Her family is a priority which is why Pfeiffer works less than in her heyday. Yet when she works, she manages to find strong women to play, and the actress says that it's a waiting game, waiting for the right part to come her way. "There are times when there are all of these great scripts coming and then you will hit a spot where you know everything is sort of bad and not very good." Pfeiffer smilingly concedes that while waiting for the cream of the crop to arrive, patience is not her best virtue. "I am not by nature a very patient person but I have learned to be more patient, "she says. "I don't want to work unless it is something I really, really love, or something that is truthful and because I really feel that I am enjoying the process and the work more than I ever have. So I just don't want to kind of invest all of that into something that is ultimately going to be so disappointing and then does this really warrant time away from my family?"

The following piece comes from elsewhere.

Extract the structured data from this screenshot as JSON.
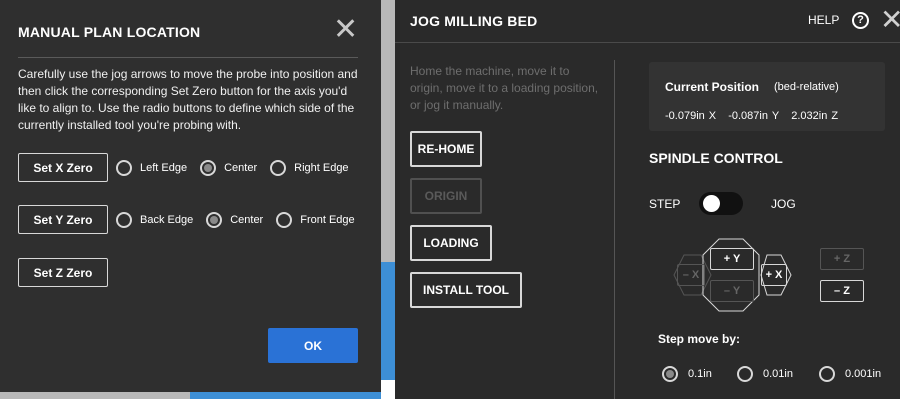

A working actress since making her professional debut in 1979, Pfeiffer has fought hard against being stereotyped as the glamorous beauty. She has proven her diversity through work as distinctive as Scarface, The Fabulous Baker Boys, The Russia House, Dangerous Minds and last year's I am Sam. Yet now, in her forties and some 40 films later, Pfeiffer is enjoying her profession more now than ever, because, she says, she doesn't need it as much now as she once did. "I guess it is like when you are younger and you are kind of desperate, you need approval, you NEED to work and you have to work. Also I think early on my identity was so wrapped up. When I wasn't working I didn't know what to do with my self and I sort of didn't exist in a way when I wasn't working so I was like two different people. I am not like that anymore so it is just different. As a result it has freed me up to enjoy the work in a much less desperate way so I can be more playful with it."

After all that Pfeiffer knows about this acting thing, she remains divided as to her children pursuing an acting career. "I definitely won't let them do it when they're children. At the same time sometimes I say to myself: Why you are so against this when it has only been good for you? My life is so much better than it would have been had I not become an actor so what is it that you are so resistant to? I guess I sort of just feel like I am lucky." It doesn't seem that Michelle's luck is likely to run out any time soon.

WHITE OLEANDER opens nationally on June 12 2003.